Mein Gebet ist Antwort auf Jesu Reden und Handeln. Freilich darf ich die Bibel, die darüber berichtet, nicht wie ein Sachbuch lesen. Ich muss hinhören im Bewusstsein: Hier bist du selbst gemeint, hier spricht dich Gott an. Der Blinde, der Lahme, der Hungrige – das bin ich. Ein Gebet, das mit dem Hören beginnt, wird nie langweilig. Weil einem der Stoff zum Gebet nie ausgeht. Und weil ein solches Gebet mit dem Leben zu tun hat, weil ständig andere Situationen mich ansprechen.
Wenn der andere anfängt zu sprechen, fällt es uns meist leichter, uns selbst mitzuteilen, zu antworten. So gelingt auch das Sprechen mit Gott, wenn es aus dem Hören kommt. Wenn ich "angesprochen" bin, dann weiß ich auch etwas zu sagen. Wie sieht das konkret aus? Wir suchen aus allem, das uns begegnet, den Anruf Gottes herauszuhören und darauf zu antworten. Am Morgen könnte ein solches Gebet lauten: "Herr, was willst du, dass ich heute tun soll?" Alles, was der Tag voraussichtlich bringen wird, nehme ich in den Blick und überlege, wie ich es im Sinne Jesu bewältigen kann. "Wie würdest du handeln?" Ein derartiges bewusstes Hineingehen in den Tag und in seine Situation verändert diese und uns selbst. So werden wir von überraschenden Ereignissen auch nicht umgeworfen.
Das Gebet lebt aus dem Alltag und der Alltag aus dem Gebet. Dann ist es auch keine Pflichtübung mehr, sondern hilft das Leben zu bewältigen. Ganz ähnlich sähe ein Abendgebet aus:
– Wir versuchen, aus der Distanz den ganzen Tag noch einmal zu überschauen, für das Gute Dank zu sagen. Wer zu danken vergisst, wird auf die Dauer unzufrieden.

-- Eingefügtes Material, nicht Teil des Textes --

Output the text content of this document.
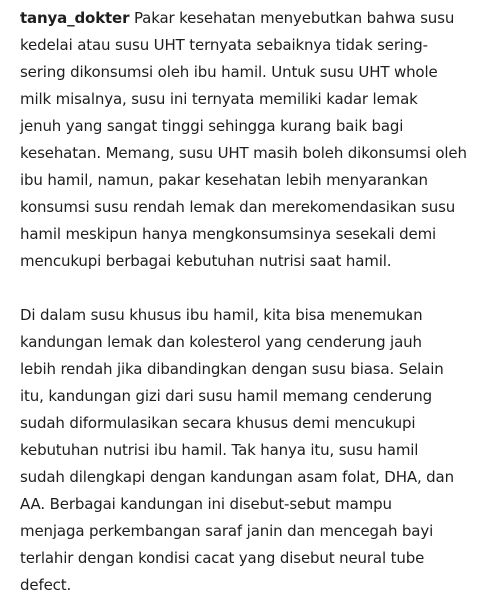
tanya_dokter Pakar kesehatan menyebutkan bahwa susu
kedelai atau susu UHT ternyata sebaiknya tidak sering-
sering dikonsumsi oleh ibu hamil. Untuk susu UHT whole
milk misalnya, susu ini ternyata memiliki kadar lemak
jenuh yang sangat tinggi sehingga kurang baik bagi
kesehatan. Memang, susu UHT masih boleh dikonsumsi oleh
ibu hamil, namun, pakar kesehatan lebih menyarankan
konsumsi susu rendah lemak dan merekomendasikan susu
hamil meskipun hanya mengkonsumsinya sesekali demi
mencukupi berbagai kebutuhan nutrisi saat hamil.

Di dalam susu khusus ibu hamil, kita bisa menemukan
kandungan lemak dan kolesterol yang cenderung jauh
lebih rendah jika dibandingkan dengan susu biasa. Selain
itu, kandungan gizi dari susu hamil memang cenderung
sudah diformulasikan secara khusus demi mencukupi
kebutuhan nutrisi ibu hamil. Tak hanya itu, susu hamil
sudah dilengkapi dengan kandungan asam folat, DHA, dan
AA. Berbagai kandungan ini disebut-sebut mampu
menjaga perkembangan saraf janin dan mencegah bayi
terlahir dengan kondisi cacat yang disebut neural tube
defect.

– Für das, was uns und andere bedrängt, was uns vielleicht aus dem Fernsehen und der Zeitung bekannt wurde, zu bitten. Gebet ist ein wirklicher Einsatz für die Welt und für die Menschen.
– Und auch das Versagen wird nicht verdrängt, im Gegenteil. Alles lassen wir abklingen und fassen für den kommenden Tag einen besseren Weg ins Auge.